Client Certificates for Gitea/Gogs

Problem: Gitea/Gogs run behind reverse proxies that require client certificates. Drone Oauth2 cannot connect.

Solution: add a client certificate to the default transport, add a configuration option for client certificate path

Idea: in cmd/drone-server/inject_client.go update func defaultTransport similarly to the following:

func defaultTransport(skipverify bool, clientCertFile string, clientKeyFile string) http.RoundTripper {
    clientCert, err := tls.LoadX509KeyPair(clientCertFile, clientKeyFile)
    if err != nil {
        logrus.WithError(err).
        Fatalln("main: cannot load client certificates")
    }

    return &http.Transport{
        Proxy: http.ProxyFromEnvironment,
        TLSClientConfig: &tls.Config{
            Certificates: []tls.Certificate{clientCert},
            InsecureSkipVerify: skipverify,
        },
    }
} 

(unless you have another idea, it would be necessary to add configuration parameters to the config file though)

The recommended solution is to mount certificates from your host machine into the container at /etc/ssl/certs/. The Go standard library will read the certs from this location.
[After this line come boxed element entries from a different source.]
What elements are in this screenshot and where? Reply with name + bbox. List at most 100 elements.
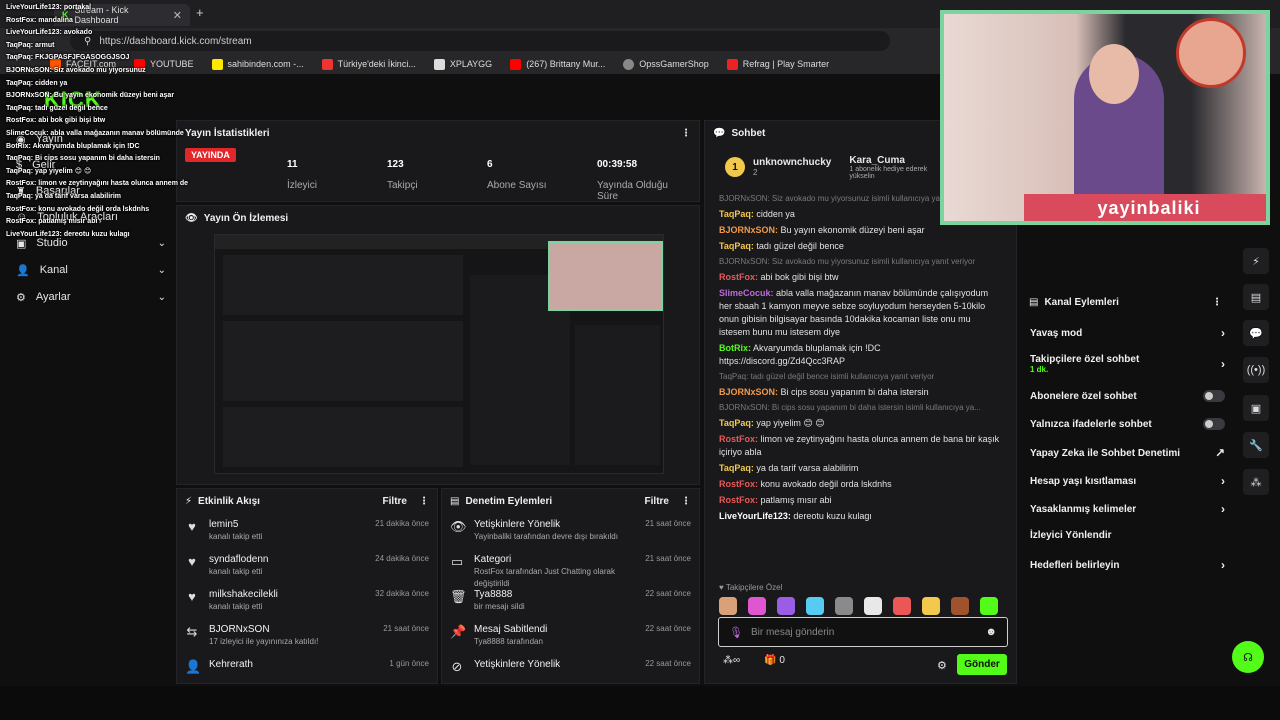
wrench-icon[interactable]: 🔧	[1243, 432, 1269, 458]
emote-icon[interactable]	[893, 597, 911, 615]
bookmark-faceit[interactable]: FACEIT.com	[50, 58, 116, 70]
bookmark-sahibinden[interactable]: sahibinden.com -...	[211, 58, 304, 70]
channel-action-6[interactable]: Yasaklanmış kelimeler ›	[1030, 502, 1225, 516]
chat-username[interactable]: LiveYourLife123:	[719, 511, 791, 521]
emote-icon[interactable]	[980, 597, 998, 615]
chevron-right-icon: ›	[1221, 502, 1225, 516]
chat-input[interactable]: 🎙 Bir mesaj gönderin ☻	[718, 617, 1008, 647]
pin-icon: 📌	[450, 624, 467, 639]
close-tab-icon[interactable]: ✕	[173, 9, 182, 22]
chevron-right-icon: ›	[1221, 558, 1225, 572]
browser-tab[interactable]: K Stream - Kick Dashboard ✕	[54, 4, 190, 26]
layout-icon[interactable]: ▣	[1243, 395, 1269, 421]
filter-button[interactable]: Filtre	[383, 496, 407, 507]
broadcast-icon[interactable]: ((•))	[1243, 357, 1269, 383]
stat-subscribers: 6 Abone Sayısı	[487, 159, 547, 191]
sidebar-item-kanal[interactable]: 👤 Kanal ⌄	[16, 259, 166, 281]
chat-message: TaqPaq: yap yiyelim 😊 😊	[705, 417, 1016, 430]
chat-message: LiveYourLife123: dereotu kuzu kulagı	[705, 510, 1016, 523]
bookmark-opss[interactable]: OpssGamerShop	[623, 58, 709, 70]
sidebar-item-basarilar[interactable]: ♜ Başarılar	[16, 180, 166, 202]
activity-row: ♥ lemin5 kanalı takip etti 21 dakika önce	[177, 513, 437, 548]
emote-icon[interactable]	[806, 597, 824, 615]
chat-message-text: Bu yayın ekonomik düzeyi beni aşar	[780, 225, 925, 235]
channel-action-5[interactable]: Hesap yaşı kısıtlaması ›	[1030, 474, 1225, 488]
emote-icon[interactable]	[864, 597, 882, 615]
youtube-icon	[134, 58, 146, 70]
chat-message-list: BJORNxSON: Siz avokado mu yiyorsunuz isi…	[705, 189, 1016, 523]
more-options-icon[interactable]: ⋮	[419, 496, 429, 507]
chat-username[interactable]: TaqPaq:	[719, 241, 754, 251]
chat-username[interactable]: SlimeCocuk:	[719, 288, 774, 298]
chat-message: RostFox: limon ve zeytinyağını hasta olu…	[705, 433, 1016, 459]
chat-bubble-icon[interactable]: 💬	[1243, 320, 1269, 346]
document-icon[interactable]: ▤	[1243, 284, 1269, 310]
chat-username[interactable]: RostFox:	[719, 495, 758, 505]
help-icon[interactable]: ☊	[1232, 641, 1264, 673]
emote-icon[interactable]	[719, 597, 737, 615]
bookmark-youtube-video[interactable]: (267) Brittany Mur...	[510, 58, 605, 70]
channel-action-8[interactable]: Hedefleri belirleyin ›	[1030, 558, 1225, 572]
channel-action-1[interactable]: Takipçilere özel sohbet 1 dk. ›	[1030, 354, 1225, 374]
preview-video-area	[223, 321, 463, 401]
channel-action-2[interactable]: Abonelere özel sohbet	[1030, 390, 1225, 402]
channel-points[interactable]: 🎁 0	[764, 655, 785, 666]
chat-message-text: dereotu kuzu kulagı	[793, 511, 872, 521]
channel-action-0[interactable]: Yavaş mod ›	[1030, 326, 1225, 340]
bookmark-youtube[interactable]: YOUTUBE	[134, 58, 194, 70]
more-options-icon[interactable]: ⋮	[681, 496, 691, 507]
emote-icon[interactable]	[951, 597, 969, 615]
chat-settings-icon[interactable]: ⚙	[937, 659, 947, 672]
send-button[interactable]: Gönder	[957, 654, 1007, 675]
channel-action-7[interactable]: İzleyici Yönlendir	[1030, 530, 1225, 541]
users-icon[interactable]: ⁂	[1243, 469, 1269, 495]
emote-icon[interactable]	[748, 597, 766, 615]
chat-username[interactable]: BotRix:	[719, 343, 751, 353]
emote-icon[interactable]	[777, 597, 795, 615]
eye-icon: 👁	[450, 519, 467, 534]
lightning-icon[interactable]: ⚡	[1243, 248, 1269, 274]
person-icon: 👤	[16, 264, 30, 277]
chat-username[interactable]: BJORNxSON:	[719, 225, 778, 235]
chat-username[interactable]: TaqPaq:	[719, 418, 754, 428]
kick-logo[interactable]: KICK	[44, 87, 102, 113]
url-field[interactable]: ⚲ https://dashboard.kick.com/stream	[70, 31, 890, 51]
chat-footer: ⁂∞ 🎁 0	[723, 655, 785, 666]
bookmark-xplaygg[interactable]: XPLAYGG	[433, 58, 492, 70]
new-tab-icon[interactable]: +	[196, 5, 204, 20]
sidebar-item-ayarlar[interactable]: ⚙ Ayarlar ⌄	[16, 286, 166, 308]
channel-action-3[interactable]: Yalnızca ifadelerle sohbet	[1030, 418, 1225, 430]
emote-icon[interactable]	[835, 597, 853, 615]
moderation-row: 👁 Yetişkinlere Yönelik Yayinbaliki tarafın…	[450, 519, 691, 541]
chat-username[interactable]: TaqPaq:	[719, 209, 754, 219]
chat-username[interactable]: TaqPaq:	[719, 463, 754, 473]
more-options-icon[interactable]: ⋮	[1212, 297, 1222, 308]
chat-message-text: tadı güzel değil bence	[756, 241, 844, 251]
microphone-icon[interactable]: 🎙	[729, 626, 743, 639]
toggle-switch[interactable]	[1203, 418, 1225, 430]
bookmark-refrag[interactable]: Refrag | Play Smarter	[726, 58, 829, 70]
sidebar-item-studio[interactable]: ▣ Studio ⌄	[16, 232, 166, 254]
chat-username[interactable]: RostFox:	[719, 434, 758, 444]
channel-action-label: Yasaklanmış kelimeler	[1030, 504, 1136, 515]
sidebar-item-gelir[interactable]: $ Gelir	[16, 154, 166, 176]
channel-action-4[interactable]: Yapay Zeka ile Sohbet Denetimi ↗	[1030, 446, 1225, 460]
sidebar-item-yayin[interactable]: ◉ Yayın	[16, 128, 166, 150]
users-icon[interactable]: ⁂∞	[723, 655, 740, 666]
toggle-switch[interactable]	[1203, 390, 1225, 402]
stat-viewers: 11 İzleyici	[287, 159, 318, 191]
emote-icon[interactable]	[922, 597, 940, 615]
preview-header: 👁 Yayın Ön İzlemesi	[185, 212, 289, 224]
chat-username[interactable]: RostFox:	[719, 479, 758, 489]
bookmark-turkiye[interactable]: Türkiye'deki İkinci...	[321, 58, 416, 70]
chat-username[interactable]: BJORNxSON:	[719, 387, 778, 397]
emoji-icon[interactable]: ☻	[985, 626, 997, 638]
more-options-icon[interactable]: ⋮	[681, 128, 691, 139]
filter-button[interactable]: Filtre	[645, 496, 669, 507]
stream-stats-header: Yayın İstatistikleri ⋮	[177, 121, 699, 145]
sidebar-item-topluluk[interactable]: ☺ Topluluk Araçları	[16, 206, 166, 228]
dollar-icon: $	[16, 159, 23, 171]
chat-username[interactable]: RostFox:	[719, 272, 758, 282]
stream-preview-video[interactable]	[214, 234, 664, 474]
site-info-icon[interactable]: ⚲	[84, 36, 91, 47]
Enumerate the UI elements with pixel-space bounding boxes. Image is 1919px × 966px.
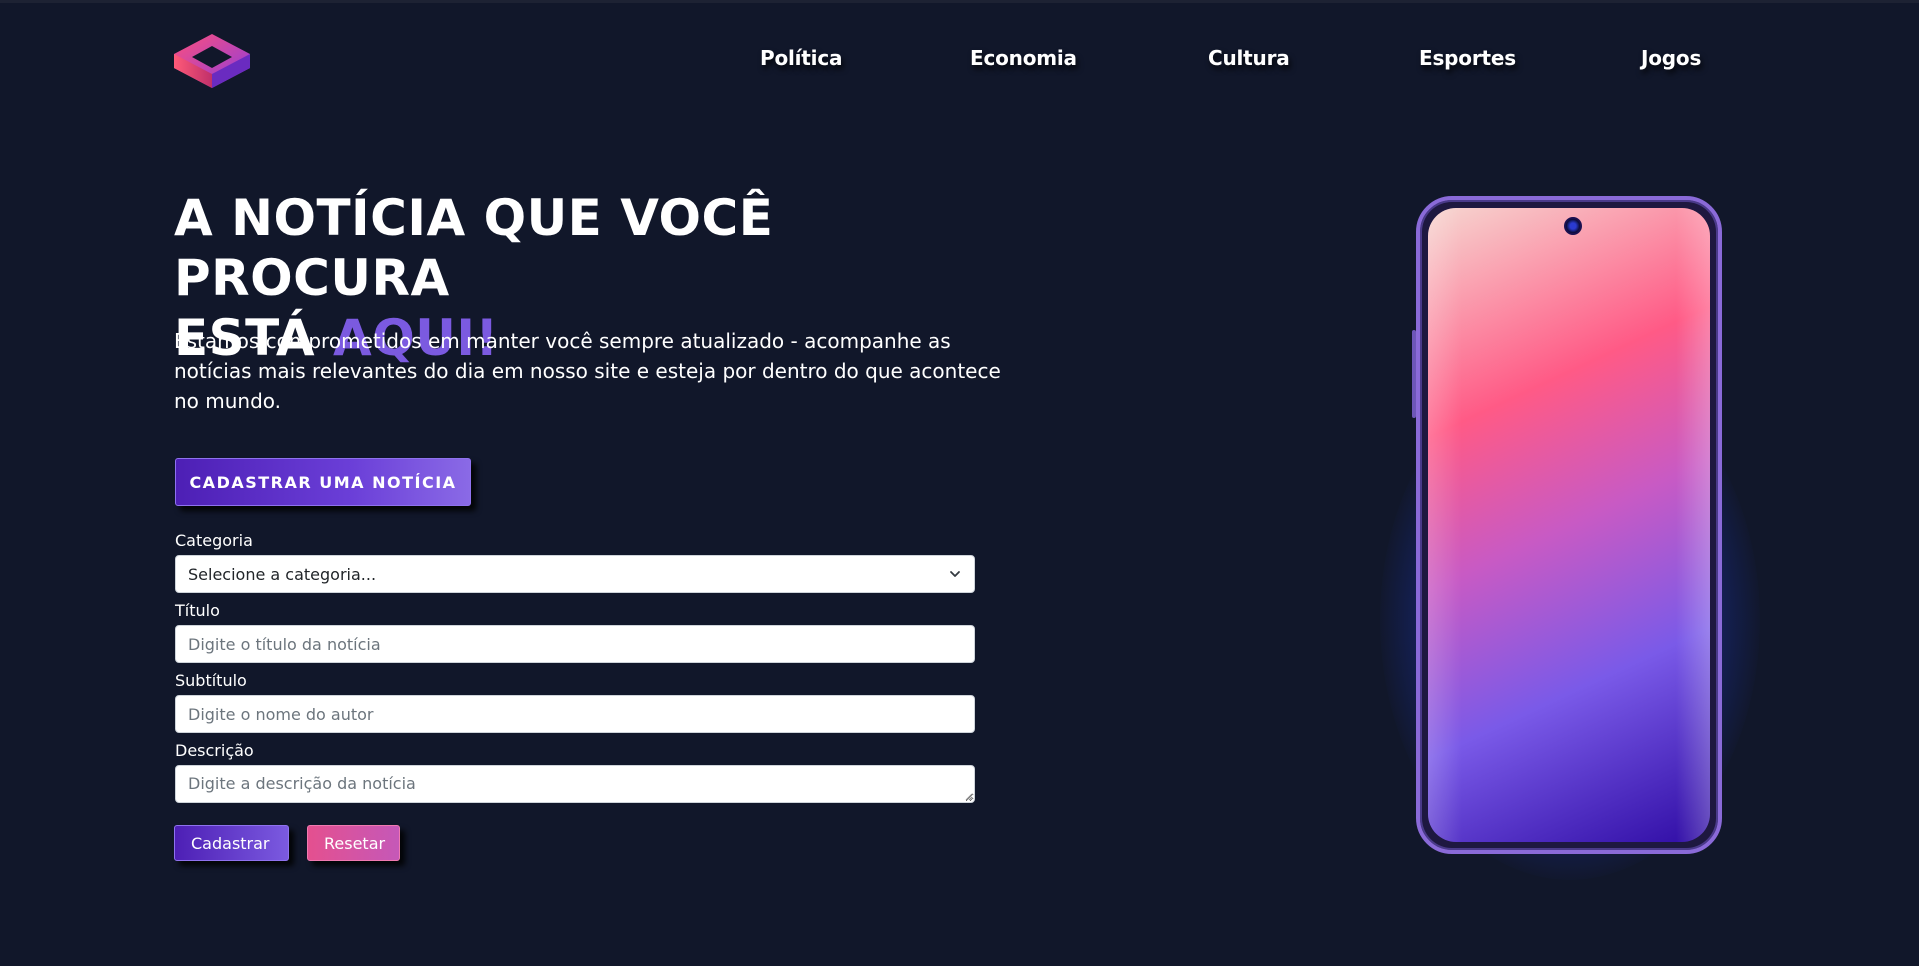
register-news-button[interactable]: CADASTRAR UMA NOTÍCIA	[175, 458, 471, 506]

If you search this forum you can find some examples where developers are mounting the certificates [1]

[1] Drone-Agent can't connect over WSS, "x509: certificate signed by unknown authority" error
[2] [plugins/github-release] ca certificates with GHE

1 Like

Thanks, but I think you misunderstand the situation. It has nothing to do with containers and I am talking about client certificates, not server certificates.

Server certificates (such as you find in /etc/ssl/certs) prove the server’s identity to the user. Client certificates work in the other direction and are like a passport: they prove the user’s identity to the server. If the user does not show the right “passport”, the server will not even listen to him/her. Such certificates are typical in corporate environments and/or with security-conscious developers.

When doing the Oauth2 connection to Gitea/Gogs, drone plays the server role towards the user, but it plays the client role towards Gitea/Gogs. So if the Gitea/Gogs server asks for a client certificate, drone must be able to show one, otherwise Gitea/Gogs will not even listen to what drone is asking.

I can eventually implement this myself and do a PR, but wanted to check with the developers beforehand, as instructed in your source code, because it involves adding new configuration parameters.

The solution I am proposing is for client connections to a remote server (I think I gave the wrong path, it should be /etc/ssl/cert.pem). The solution you are proposing is going to be insufficient because the git client (running inside a separate clone container) needs to be able to connect to your Gitea server as well. Instead you need to add the cert to your system cert pool on the host and mount as a volume into the server and as a global volume in your pipeline containers.

Here are the default locations that Go looks for certificates:
https://golang.org/src/crypto/x509/root_linux.go

I also recommend reaching out to members of the Gitea community if you need any assistance. I am sure someone can provide you with an example configuration or tips to get this working, since I believe using Drone + Gitea with self-signed certificates is pretty common.

Thanks again, and sorry but again this is not correct. All the paths in the link you mention refer to ca-certificates, which are Certificate Authorities and have little to do with client certificates. Please trust me on this, I’ve pulled enough hair due to TLS authentication in my career :slight_smile: (Or look it up yourself under the keywords “TLS mutual authentication” if you don’t believe me - Example: [1] )

The situation has nothing to do with self signed certificates either. Self-signed may be used as a server certificate or as a client certificate, but the self-signed part plays absolutely no role and makes no difference in this.

Git already includes the ability to specify client certificates in the .gitconfig file with the parameters sslCert and sslKey. (And even if my proposal is insufficient, it is a step in the right direction.)

Finally, there is no point in reaching out to anybody from Gitea or anywhere else. As I said, the Gitea server will typically be behind a reverse proxy. Gitea itself will not even know that the reverse proxy requires a client certificate from the client, which in all cases is drone. That’s why the solution has to come from the drone side.

[1] https://www.jscape.com/blog/client-certificate-authentication

I realize this has nothing to do with Gitea specifically, however, it is very common for teams to run Gitea behind nginx with self-signed certificates. These teams have been able to integrate with Drone without code changes, so perhaps it make sense to reach out to learn more about how this was done.

sorry, re-read your post and see that you mentioned it has nothing to do with self-signed certificates. I guess I am not familiar with the configuration you are using. It sounds like you have a configuration that is atypical of what we normally see.

Git already includes the ability to specify client certificates in the .gitconfig file with the parameters sslCert and sslKey. (And even if my proposal is insufficient, it is a step in the right direction.)

again, I am not familiar with this type of configuration, but generally speaking we would not want to merge, maintain and support an incomplete solution.